Yang sering digelapkan pada kita, Tuan Presiden, adalah ruang pilihan bagi pemerintah, yang seolah-olah hanya "menaikkan harga BBM". Padahal mesti dilihat filosofinya, dari UUD kita berkait pasal 33, kemudian yang paling jelas adalah keputusan Mahkamah Kontitusi berkait soal produk migas "negara tidak boleh mengikuti harga pasar". Maka pasal 7 ayat 6 dari UU APBN Perubahan 2012 dikunci dengan kalimat pemerintah tidak boleh menaikkan harga BBM.
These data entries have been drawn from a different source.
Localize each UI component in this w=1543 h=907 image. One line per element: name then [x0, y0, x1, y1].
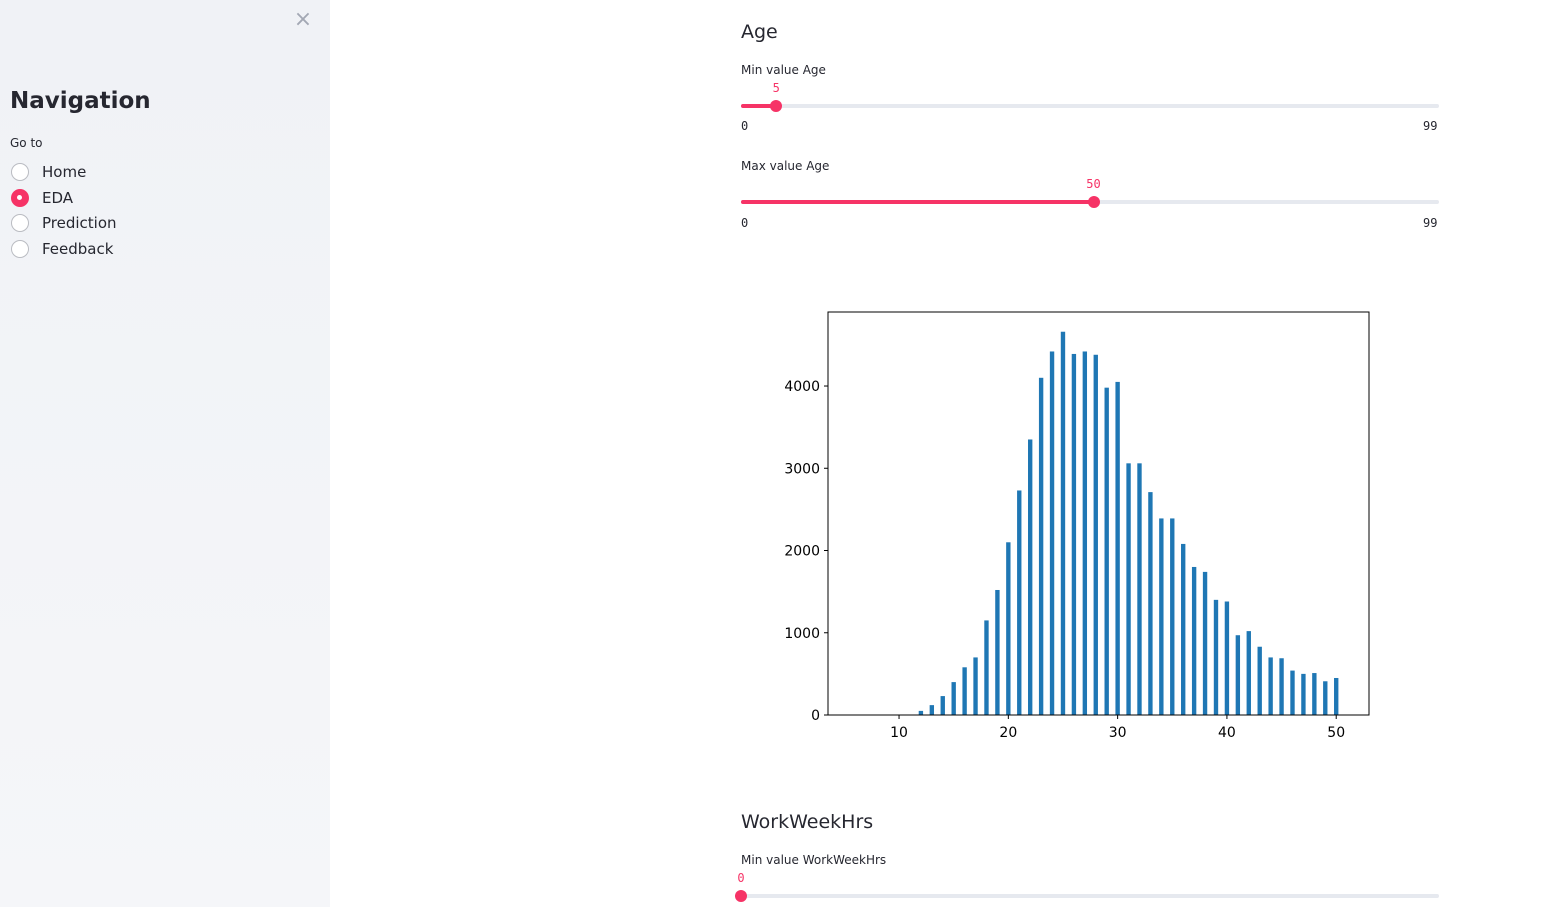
- radio-group-label: Go to: [10, 136, 43, 150]
- chart-bar: [1279, 658, 1284, 715]
- slider-fill: [741, 200, 1094, 204]
- y-tick-label: 4000: [784, 379, 820, 395]
- x-tick-label: 30: [1109, 725, 1127, 741]
- radio-option-label: EDA: [42, 189, 74, 207]
- y-tick-label: 3000: [784, 461, 820, 477]
- chart-bar: [1334, 677, 1339, 715]
- age-min-slider-min: 0: [741, 119, 749, 133]
- x-tick-label: 20: [999, 725, 1017, 741]
- chart-bar: [1159, 518, 1164, 715]
- age-max-slider-max: 99: [1423, 216, 1438, 230]
- radio-option-home[interactable]: Home: [11, 161, 86, 183]
- chart-bar: [1268, 657, 1273, 715]
- radio-option-label: Home: [42, 163, 87, 181]
- x-tick-label: 10: [890, 725, 908, 741]
- radio-circle-selected[interactable]: [11, 189, 29, 207]
- slider-thumb[interactable]: [1087, 196, 1100, 208]
- age-min-slider-label: Min value Age: [741, 63, 826, 77]
- chart-bar: [1137, 463, 1142, 715]
- radio-option-eda[interactable]: EDA: [11, 187, 73, 209]
- chart-bar: [1017, 490, 1022, 715]
- chart-bar: [1301, 673, 1306, 715]
- chart-bar: [1323, 681, 1328, 715]
- radio-circle[interactable]: [11, 163, 29, 181]
- chart-bar: [1213, 599, 1219, 715]
- chart-bar: [918, 710, 924, 715]
- chart-bar: [973, 657, 978, 715]
- chart-bar: [1202, 571, 1208, 715]
- sidebar-title: Navigation: [10, 88, 151, 114]
- y-tick-label: 1000: [784, 626, 820, 642]
- workweek-section-title: WorkWeekHrs: [741, 811, 874, 833]
- chart-bar: [1257, 646, 1262, 715]
- chart-frame: [827, 311, 1370, 716]
- workweek-min-slider[interactable]: [735, 890, 1439, 902]
- chart-bar: [1246, 631, 1251, 715]
- chart-bar: [1038, 377, 1044, 715]
- radio-option-feedback[interactable]: Feedback: [11, 238, 113, 260]
- chart-bar: [1148, 492, 1153, 715]
- chart-bar: [1235, 635, 1241, 715]
- chart-bar: [1181, 543, 1186, 715]
- y-tick-label: 0: [811, 708, 820, 724]
- radio-option-label: Feedback: [42, 240, 114, 258]
- chart-bar: [1104, 387, 1109, 715]
- radio-circle[interactable]: [11, 214, 29, 232]
- slider-thumb[interactable]: [770, 100, 783, 112]
- age-min-slider-value: 5: [772, 81, 780, 95]
- age-max-slider-label: Max value Age: [741, 159, 830, 173]
- x-tick-label: 50: [1327, 725, 1345, 741]
- sidebar: × Navigation Go to Home EDA Prediction F…: [0, 0, 330, 907]
- x-tick-label: 40: [1218, 725, 1236, 741]
- chart-bar: [984, 620, 989, 715]
- age-min-slider-max: 99: [1423, 119, 1438, 133]
- age-min-slider[interactable]: [741, 100, 1439, 112]
- chart-bar: [1060, 331, 1066, 715]
- chart-bar: [995, 589, 1000, 715]
- radio-circle[interactable]: [11, 240, 29, 258]
- chart-bar: [1049, 351, 1055, 715]
- age-histogram-chart: 10 20 30 40 50 0 1000 2000 3000 4000: [784, 311, 1370, 741]
- close-sidebar-icon[interactable]: ×: [293, 7, 313, 32]
- chart-bar: [1115, 381, 1120, 715]
- slider-fill: [741, 104, 777, 108]
- age-max-slider-min: 0: [741, 216, 749, 230]
- chart-bar: [1071, 353, 1077, 715]
- slider-thumb[interactable]: [735, 890, 747, 902]
- chart-bar: [1224, 601, 1230, 715]
- chart-bar: [1191, 566, 1197, 715]
- chart-bar: [1290, 670, 1295, 715]
- age-max-slider-value: 50: [1086, 177, 1101, 191]
- chart-bar: [962, 667, 967, 715]
- chart-bar: [940, 696, 945, 715]
- chart-bar: [929, 705, 935, 715]
- chart-bar: [1126, 463, 1131, 715]
- chart-bar: [1093, 354, 1098, 715]
- age-max-slider[interactable]: [741, 196, 1439, 208]
- chart-bar: [951, 682, 956, 715]
- chart-bar: [1082, 351, 1088, 715]
- chart-bar: [1312, 673, 1317, 715]
- radio-option-prediction[interactable]: Prediction: [11, 212, 117, 234]
- chart-bar: [1006, 542, 1011, 715]
- age-section-title: Age: [741, 21, 778, 43]
- workweek-min-slider-label: Min value WorkWeekHrs: [741, 853, 887, 867]
- workweek-min-slider-value: 0: [737, 871, 745, 885]
- y-tick-label: 2000: [784, 544, 820, 560]
- chart-bar: [1028, 439, 1033, 715]
- chart-bar: [1170, 518, 1175, 715]
- radio-option-label: Prediction: [42, 214, 117, 232]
Namun, kemarin, DPR dari Setgab Koalisi telah memutuskan dengan memberi ruang pada pemerintah, yang istilah mereka "domain pemerintah". Sekali lagi, apakah domain pemerintah hanya menaikkan harga BBM (dan tidak memikirkan dampak berantainya? Sebagaimana sekarang terlihat, harga BBM tak jadi naik, namun karena isyu kenaikan BBM, kini pasar sudah bergejolak, dan seperti biasa, pemerintah tak bisa mengendalikan).
Betapa menyedihkan. Jangankan mengendalikan pasar minyak dunia, ngendalikan pasar cabe atau brambang, bawang, beras, lenga klentik, dan para sembako lainnya di pasar lokal saja (yang sudah terlanjur naik), pemerintah kagak becus. Untuk menutupi ketidakbecusannya, calon presiden RI 2014 Hatta Rajasa ngomong: "Tidak ada gejolak pasar,..." sementara teori Menko Polhukam, "Kalau masih ada pedagang bakso yang jualan, artinya semua berjalan normal,...!" Kualitas pernyataan itu menunjuk kualitas dan kesungguhan otak para pembantu Tuan Presiden.
Tuan Presiden, ruang pemerintah saya kira masih banyak. Dan itu sangat tergantung kecanggihan Tuan sebagai Presiden. Efisiensi birokrasi, pengetatan anggaran, meminimalkan korupsi, dan bahkan tentu meninjau ulang bagaimana kita sebagai negara penghasil minyak mentah tapi menjadi pengimport minyak mateng? Belum lagi soal permainan selisih harga yang pertahun diduga memberi keuntungan Rp 97 trilyun (mohon bantahlah jika hitungan ini salah).
Masih banyak opsi bagi pemerintah untuk mengatasi hal itu. Lihat Malaysia yang dalam hal minyak belajar dari Pertamina, tapi mereka jauh lebih bagus. Kenapa? Itu tadi, karena ruang pilihan bukan hanya soal "harga minyak".
Sementara, kalau soal "wajah DPR" adalah cerminan pilihan rakyat. Tentu saja. Tapi, kalau di sana yang terjadi pengkhianatan oleh DPR pada rakyat, apakah rakyat yang dikhianati itu salah? Yang salah adalah yang berkhianat.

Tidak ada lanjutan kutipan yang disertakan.